The Growth Sectors: WisdomTree’s dividend growth Indexes are currently over-weight in the more cyclical sectors such as Information Technology, Consumer Discretionary and Industrials, compared to broad and yield-focused dividend indexes.
The Higher-Yielding Sectors: On the other hand, yield-focused indexes are typically over-weight in defensive sectors, for example Utilities and Telecommunication Services, which are characteristically some of the highest-yielding sectors, compared to the broad or dividend growth indexes.

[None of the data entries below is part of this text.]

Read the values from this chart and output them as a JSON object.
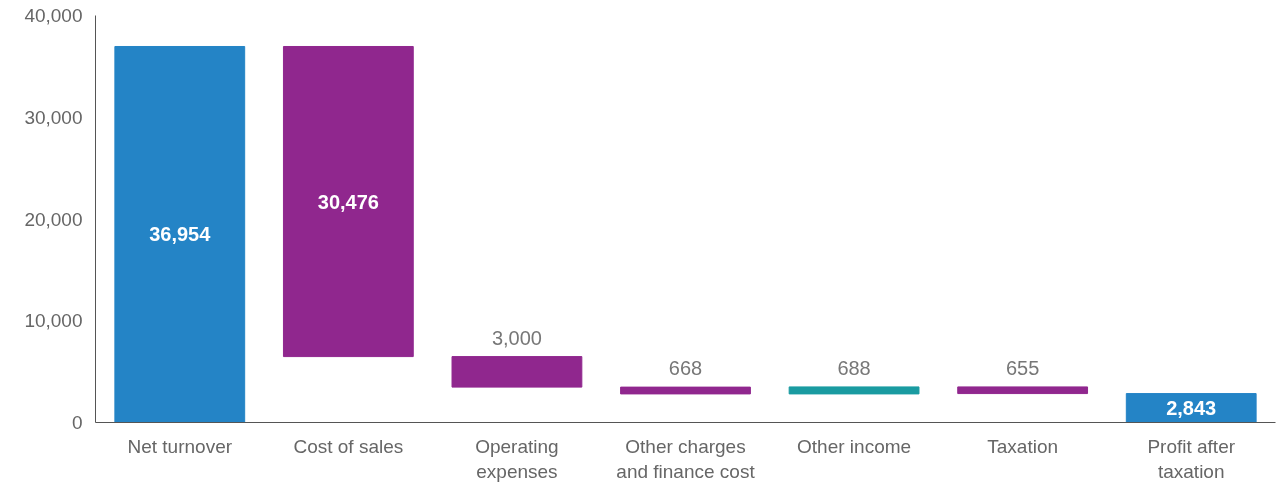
{
  "chart_data": {
    "type": "bar",
    "categories": [
      "Net turnover",
      "Cost of sales",
      "Operating expenses",
      "Other charges and finance cost",
      "Other income",
      "Taxation",
      "Profit after taxation"
    ],
    "values": [
      36954,
      30476,
      3000,
      668,
      688,
      655,
      2843
    ],
    "base": [
      0,
      6478,
      3478,
      2810,
      2810,
      2843,
      0
    ],
    "colors": [
      "#2484c6",
      "#90278e",
      "#90278e",
      "#90278e",
      "#1a9ba1",
      "#90278e",
      "#2484c6"
    ],
    "value_labels": [
      "36,954",
      "30,476",
      "3,000",
      "668",
      "688",
      "655",
      "2,843"
    ],
    "ylim": [
      0,
      40000
    ],
    "yticks": [
      0,
      {
        "value": 10000,
        "label": "10,000"
      },
      {
        "value": 20000,
        "label": "20,000"
      },
      {
        "value": 30000,
        "label": "30,000"
      },
      {
        "value": 40000,
        "label": "40,000"
      }
    ],
    "grid": false
  }
}
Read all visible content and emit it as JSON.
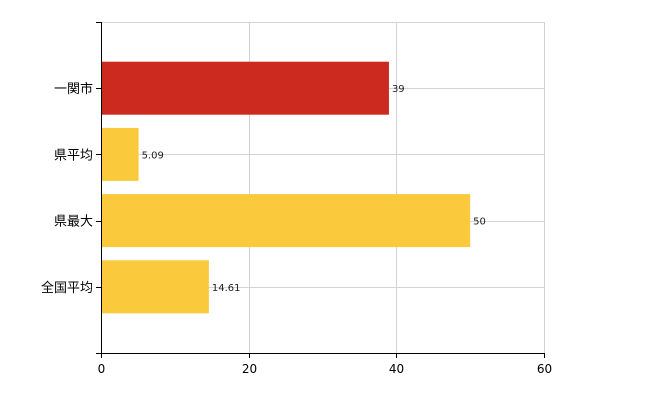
{
  "chart_data": {
    "type": "bar",
    "orientation": "horizontal",
    "categories": [
      "一関市",
      "県平均",
      "県最大",
      "全国平均"
    ],
    "values": [
      39,
      5.09,
      50,
      14.61
    ],
    "value_labels": [
      "39",
      "5.09",
      "50",
      "14.61"
    ],
    "xlim": [
      0,
      60
    ],
    "x_ticks": [
      0,
      20,
      40,
      60
    ],
    "x_tick_labels": [
      "0",
      "20",
      "40",
      "60"
    ],
    "grid": true,
    "legend": "none",
    "colors": {
      "highlight": "#cc2a1f",
      "default": "#fac93c",
      "grid": "#d3d3d3",
      "axis": "#000000"
    },
    "highlight_index": 0
  }
}
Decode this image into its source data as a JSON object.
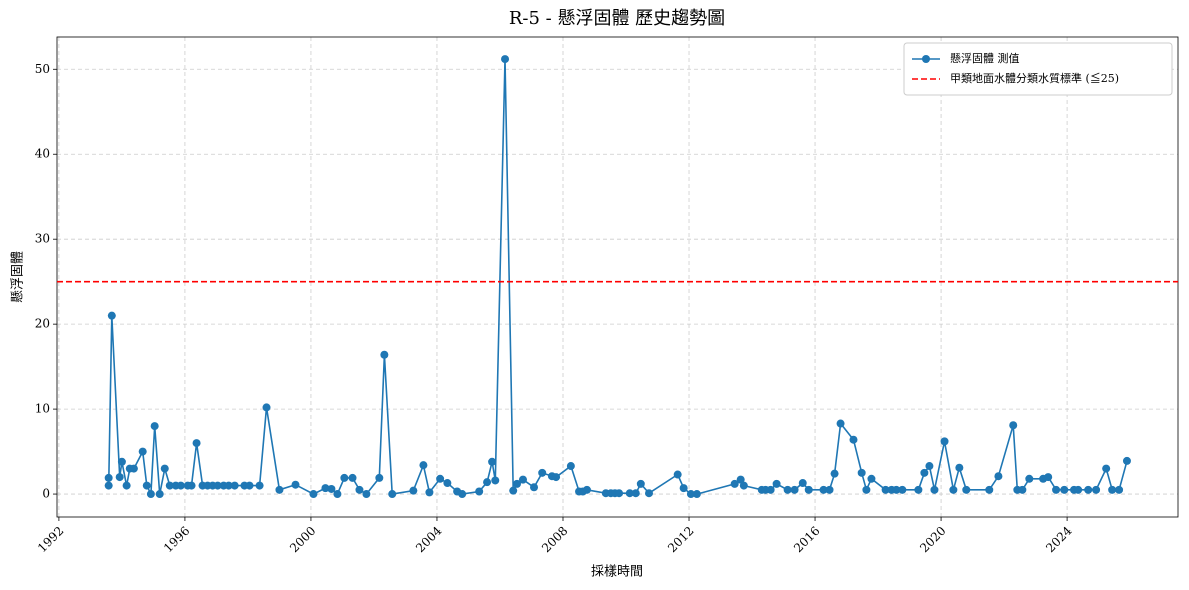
{
  "chart_data": {
    "type": "line",
    "title": "R-5 - 懸浮固體 歷史趨勢圖",
    "x_label": "採樣時間",
    "y_label": "懸浮固體",
    "x": [
      1993.58,
      1993.58,
      1993.68,
      1993.93,
      1994.0,
      1994.15,
      1994.25,
      1994.38,
      1994.66,
      1994.79,
      1994.92,
      1995.04,
      1995.2,
      1995.36,
      1995.52,
      1995.71,
      1995.87,
      1996.09,
      1996.21,
      1996.37,
      1996.56,
      1996.72,
      1996.88,
      1997.04,
      1997.23,
      1997.39,
      1997.58,
      1997.89,
      1998.05,
      1998.37,
      1998.59,
      1999.0,
      1999.51,
      2000.08,
      2000.46,
      2000.65,
      2000.84,
      2001.06,
      2001.32,
      2001.54,
      2001.76,
      2002.17,
      2002.33,
      2002.58,
      2003.25,
      2003.57,
      2003.76,
      2004.1,
      2004.33,
      2004.64,
      2004.8,
      2005.34,
      2005.59,
      2005.75,
      2005.85,
      2006.16,
      2006.42,
      2006.54,
      2006.73,
      2007.08,
      2007.34,
      2007.65,
      2007.78,
      2008.25,
      2008.51,
      2008.63,
      2008.76,
      2009.36,
      2009.52,
      2009.65,
      2009.78,
      2010.12,
      2010.31,
      2010.47,
      2010.73,
      2011.64,
      2011.83,
      2012.06,
      2012.25,
      2013.45,
      2013.64,
      2013.74,
      2014.31,
      2014.43,
      2014.59,
      2014.78,
      2015.13,
      2015.35,
      2015.61,
      2015.8,
      2016.27,
      2016.46,
      2016.62,
      2016.81,
      2017.22,
      2017.48,
      2017.63,
      2017.79,
      2018.24,
      2018.43,
      2018.58,
      2018.77,
      2019.28,
      2019.47,
      2019.63,
      2019.79,
      2020.11,
      2020.39,
      2020.58,
      2020.8,
      2021.53,
      2021.82,
      2022.29,
      2022.42,
      2022.58,
      2022.8,
      2023.24,
      2023.4,
      2023.65,
      2023.91,
      2024.22,
      2024.35,
      2024.67,
      2024.92,
      2025.24,
      2025.43,
      2025.65,
      2025.9
    ],
    "series": [
      {
        "name": "懸浮固體 測值",
        "color": "#1f77b4",
        "values": [
          1.9,
          1,
          21,
          2,
          3.8,
          1,
          3,
          3,
          5,
          1,
          0,
          8,
          0,
          3,
          1,
          1,
          1,
          1,
          1,
          6,
          1,
          1,
          1,
          1,
          1,
          1,
          1,
          1,
          1,
          1,
          10.2,
          0.5,
          1.1,
          0,
          0.7,
          0.6,
          0,
          1.9,
          1.9,
          0.5,
          0,
          1.9,
          16.4,
          0,
          0.4,
          3.4,
          0.2,
          1.8,
          1.3,
          0.3,
          0,
          0.3,
          1.4,
          3.8,
          1.6,
          51.2,
          0.4,
          1.2,
          1.7,
          0.8,
          2.5,
          2.1,
          2,
          3.3,
          0.3,
          0.3,
          0.5,
          0.1,
          0.1,
          0.1,
          0.1,
          0.1,
          0.1,
          1.2,
          0.1,
          2.3,
          0.7,
          0,
          0,
          1.2,
          1.7,
          1,
          0.5,
          0.5,
          0.5,
          1.2,
          0.5,
          0.5,
          1.3,
          0.5,
          0.5,
          0.5,
          2.4,
          8.3,
          6.4,
          2.5,
          0.5,
          1.8,
          0.5,
          0.5,
          0.5,
          0.5,
          0.5,
          2.5,
          3.3,
          0.5,
          6.2,
          0.5,
          3.1,
          0.5,
          0.5,
          2.1,
          8.1,
          0.5,
          0.5,
          1.8,
          1.8,
          2,
          0.5,
          0.5,
          0.5,
          0.5,
          0.5,
          0.5,
          3,
          0.5,
          0.5,
          3.9
        ]
      }
    ],
    "reference_line": {
      "name": "甲類地面水體分類水質標準 (≦25)",
      "value": 25,
      "color": "#ff0000"
    },
    "xlim": [
      1991.94,
      2027.52
    ],
    "ylim": [
      -2.7,
      53.8
    ],
    "xticks": [
      1992,
      1996,
      2000,
      2004,
      2008,
      2012,
      2016,
      2020,
      2024
    ],
    "yticks": [
      0,
      10,
      20,
      30,
      40,
      50
    ],
    "grid": true,
    "legend": "upper right"
  }
}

There is no question that investors are drawn to the idea of dividend growth—potentially even more than in the past, due to rising interest rates. While there is no way to know with certainty what will happen in the future, I believe that our dividend growth methodology shows that it can help identify stocks with above-average prospects for dividend growth—as it did at the last rebalance. I believe this dividend growth potential becomes even more important if we continue to see a rise in interest rates like we witnessed in 2013.
Important Risks Related to this Article
Dividends are not guaranteed and a company’s future abilities to pay dividends may be limited. A company currently paying dividends may cease paying dividends at any time. Fixed income investments are subject to interest rate risk; their value will normally decline as interest rates rise. In addition, when interest rates fall, income may decline. Fixed income investments are also subject to credit risk, the risk that the issuer of a bond will fail to pay interest and principal in a timely manner or that negative perceptions of the issuer’s ability to make such payments will cause the price of that bond to decline.